Cet incident de la censure postale n'est d'ailleurs qu'un épisode dans un ensemble de dispositions qui trahissent les préoccupations du haut commandement : la préparation de la grande offensive d'automne. On ne sait pas où elle se fera, mais il est décidé, parait-il, que l'on doit préparer un terrain d'attaque dans tous les secteurs, soit que l'on veuille effectivement attaquer partout a la fois, soit que l'on escompte dissimuler ainsi jusqu'au dernier moment à l'ennemi le point sur lequel portera l'effort.
Le 8 août, le général Gérard, qui, depuis le 24 juillet remplace à la tête du D.A.L. le général Humbert, annonce l'envoi de plans au 5.000e donnant l'un le terrain des positions ennemies du bois des Arrieux et du haut de Corbe, l'autre, le Remabois et Leintrey.
«  Il faut, dit-il, que d'ici quinze jours à peu près, les emplacements de tous les points remarquables des positions allemandes : blockhaus, mitrailleuses, observatoires, saillants, etc., aient été reconnus et reportés sur ces plans. Il faut également que tous ces points soient désignés par des lettres ou des numéros, de façon à réaliser un langage commun entre les artilleurs chargés de les détruire et les fantassins chargés de les attaquer.
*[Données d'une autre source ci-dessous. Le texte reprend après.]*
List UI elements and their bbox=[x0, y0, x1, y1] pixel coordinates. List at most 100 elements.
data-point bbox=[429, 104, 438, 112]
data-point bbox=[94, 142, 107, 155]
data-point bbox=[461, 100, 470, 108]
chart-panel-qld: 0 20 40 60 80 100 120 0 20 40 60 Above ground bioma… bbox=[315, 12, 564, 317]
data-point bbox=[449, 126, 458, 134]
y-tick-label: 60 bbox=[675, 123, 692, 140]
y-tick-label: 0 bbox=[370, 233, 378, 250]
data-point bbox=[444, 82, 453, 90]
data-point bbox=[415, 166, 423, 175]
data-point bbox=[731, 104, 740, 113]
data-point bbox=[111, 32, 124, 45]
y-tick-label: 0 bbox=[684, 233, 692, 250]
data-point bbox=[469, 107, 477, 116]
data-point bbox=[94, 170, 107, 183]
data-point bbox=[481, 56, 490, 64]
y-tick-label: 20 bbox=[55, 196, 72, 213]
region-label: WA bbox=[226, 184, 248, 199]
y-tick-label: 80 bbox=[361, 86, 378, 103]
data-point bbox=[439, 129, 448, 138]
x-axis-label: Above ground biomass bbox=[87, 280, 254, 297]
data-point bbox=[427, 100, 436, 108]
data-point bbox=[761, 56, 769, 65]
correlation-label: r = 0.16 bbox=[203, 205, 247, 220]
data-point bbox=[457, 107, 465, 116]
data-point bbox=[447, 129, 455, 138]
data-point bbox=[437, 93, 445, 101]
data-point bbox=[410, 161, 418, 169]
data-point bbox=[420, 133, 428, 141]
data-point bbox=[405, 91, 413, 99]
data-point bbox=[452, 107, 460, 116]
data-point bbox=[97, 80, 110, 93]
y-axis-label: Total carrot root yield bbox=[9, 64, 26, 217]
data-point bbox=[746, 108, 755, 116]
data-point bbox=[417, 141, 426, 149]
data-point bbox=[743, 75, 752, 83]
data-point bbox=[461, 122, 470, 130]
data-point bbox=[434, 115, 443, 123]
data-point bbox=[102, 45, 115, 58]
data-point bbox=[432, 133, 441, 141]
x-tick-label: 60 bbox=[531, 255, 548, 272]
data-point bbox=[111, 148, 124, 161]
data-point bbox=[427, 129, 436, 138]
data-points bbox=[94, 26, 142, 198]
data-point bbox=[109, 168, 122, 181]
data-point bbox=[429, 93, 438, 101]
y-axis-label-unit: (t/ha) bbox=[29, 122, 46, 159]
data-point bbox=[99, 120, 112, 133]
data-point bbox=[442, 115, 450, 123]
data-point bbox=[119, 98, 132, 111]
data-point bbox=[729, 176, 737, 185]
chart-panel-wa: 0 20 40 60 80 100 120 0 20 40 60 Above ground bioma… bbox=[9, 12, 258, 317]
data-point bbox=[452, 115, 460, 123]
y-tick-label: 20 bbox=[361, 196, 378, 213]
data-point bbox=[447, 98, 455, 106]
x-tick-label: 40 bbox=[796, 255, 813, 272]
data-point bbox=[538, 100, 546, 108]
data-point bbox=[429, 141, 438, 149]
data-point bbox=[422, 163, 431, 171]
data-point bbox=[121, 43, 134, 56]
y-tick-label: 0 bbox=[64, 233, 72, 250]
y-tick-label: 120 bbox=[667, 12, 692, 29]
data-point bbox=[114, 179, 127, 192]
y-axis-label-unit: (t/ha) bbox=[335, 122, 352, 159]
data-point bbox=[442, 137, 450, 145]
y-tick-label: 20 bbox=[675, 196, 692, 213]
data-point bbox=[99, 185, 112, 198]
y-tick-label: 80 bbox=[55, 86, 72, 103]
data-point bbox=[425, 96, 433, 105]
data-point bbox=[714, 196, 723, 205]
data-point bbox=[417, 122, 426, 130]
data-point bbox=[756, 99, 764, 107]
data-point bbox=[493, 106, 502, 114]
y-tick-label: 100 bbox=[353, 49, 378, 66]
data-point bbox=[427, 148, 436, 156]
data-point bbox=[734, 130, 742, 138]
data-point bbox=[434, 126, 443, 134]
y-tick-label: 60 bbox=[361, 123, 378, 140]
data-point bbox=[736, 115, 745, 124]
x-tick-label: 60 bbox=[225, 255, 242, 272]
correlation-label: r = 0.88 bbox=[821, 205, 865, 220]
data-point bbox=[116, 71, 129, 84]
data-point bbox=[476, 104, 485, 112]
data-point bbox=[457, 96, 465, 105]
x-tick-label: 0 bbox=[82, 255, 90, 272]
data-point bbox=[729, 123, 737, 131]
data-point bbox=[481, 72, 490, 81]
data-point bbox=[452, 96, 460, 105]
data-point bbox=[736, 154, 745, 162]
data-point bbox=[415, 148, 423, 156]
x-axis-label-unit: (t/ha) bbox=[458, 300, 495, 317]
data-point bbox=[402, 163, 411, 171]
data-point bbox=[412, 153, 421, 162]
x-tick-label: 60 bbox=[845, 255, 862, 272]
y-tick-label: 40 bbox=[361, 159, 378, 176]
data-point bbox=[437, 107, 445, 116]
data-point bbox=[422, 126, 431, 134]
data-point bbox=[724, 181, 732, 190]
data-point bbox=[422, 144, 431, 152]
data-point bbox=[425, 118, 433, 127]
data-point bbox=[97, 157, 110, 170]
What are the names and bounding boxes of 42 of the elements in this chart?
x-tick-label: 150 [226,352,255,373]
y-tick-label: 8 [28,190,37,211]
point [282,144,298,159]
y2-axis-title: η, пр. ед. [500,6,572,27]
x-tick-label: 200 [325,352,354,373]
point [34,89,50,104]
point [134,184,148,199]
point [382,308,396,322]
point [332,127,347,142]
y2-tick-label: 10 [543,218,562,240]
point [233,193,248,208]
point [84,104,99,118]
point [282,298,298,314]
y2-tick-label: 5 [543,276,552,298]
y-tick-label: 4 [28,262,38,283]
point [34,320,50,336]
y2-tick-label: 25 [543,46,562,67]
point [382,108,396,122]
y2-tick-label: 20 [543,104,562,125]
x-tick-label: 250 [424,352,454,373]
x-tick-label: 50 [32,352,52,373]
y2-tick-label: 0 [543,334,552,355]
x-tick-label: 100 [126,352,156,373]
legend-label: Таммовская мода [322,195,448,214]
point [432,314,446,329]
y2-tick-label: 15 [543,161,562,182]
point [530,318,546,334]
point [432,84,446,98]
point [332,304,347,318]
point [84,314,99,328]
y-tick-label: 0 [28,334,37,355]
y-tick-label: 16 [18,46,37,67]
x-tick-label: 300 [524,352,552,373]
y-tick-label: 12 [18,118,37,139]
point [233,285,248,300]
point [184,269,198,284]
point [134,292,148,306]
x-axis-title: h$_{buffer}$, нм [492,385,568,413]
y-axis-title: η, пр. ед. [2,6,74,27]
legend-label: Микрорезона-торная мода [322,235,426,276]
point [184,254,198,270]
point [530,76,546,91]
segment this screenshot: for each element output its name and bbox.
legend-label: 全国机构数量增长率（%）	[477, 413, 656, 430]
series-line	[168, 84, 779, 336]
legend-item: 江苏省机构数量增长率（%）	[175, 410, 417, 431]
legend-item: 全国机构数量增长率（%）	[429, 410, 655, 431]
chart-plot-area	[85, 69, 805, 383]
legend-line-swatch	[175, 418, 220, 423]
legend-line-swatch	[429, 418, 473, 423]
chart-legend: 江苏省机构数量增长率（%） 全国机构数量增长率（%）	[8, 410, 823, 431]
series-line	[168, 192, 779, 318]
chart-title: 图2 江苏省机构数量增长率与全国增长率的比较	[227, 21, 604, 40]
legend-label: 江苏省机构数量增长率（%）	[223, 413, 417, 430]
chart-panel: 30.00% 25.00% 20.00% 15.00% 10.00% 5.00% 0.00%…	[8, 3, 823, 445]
Les défenses ennemies placées sous bois étant généralement difficiles à retrouver d'une façon précise sur le terrain, il faut les désigner par des signes apparents : par exemple, fanion placé en face d'une mitrailleuse, badigeonnage à la chaux d'un arbre se trouvant dans la direction d'un blockhaus, débroussaillement de petits layons conduisant à un saillant. »
Ces dernières prescriptions font sourire les exécutants. Mais avant de peinturlurer les arbres et de planter des fanions pour mieux repérer les défenses ennemies il faut les connaître, or ce n'est déjà pas si aisé que cela, Devant nous le Remabois est un mystère profond. On sait qu'il est solidement tenu, mais c'est tout. Pourtant il faut porter quelque chose sur le plan au 5.000e alors le Remabois devient une obsession. On parle chaque jour de l'enlever avec une compagnie, une section, une escouade et l'on envoie des reconnaissances, elles sont accueillies à coups de canon et ne reconnaissent rien du tout. Cependant l'heure de la relève arrive et l'on doit se résigner à partir sans savoir ce qu'il y a dans le Remabois.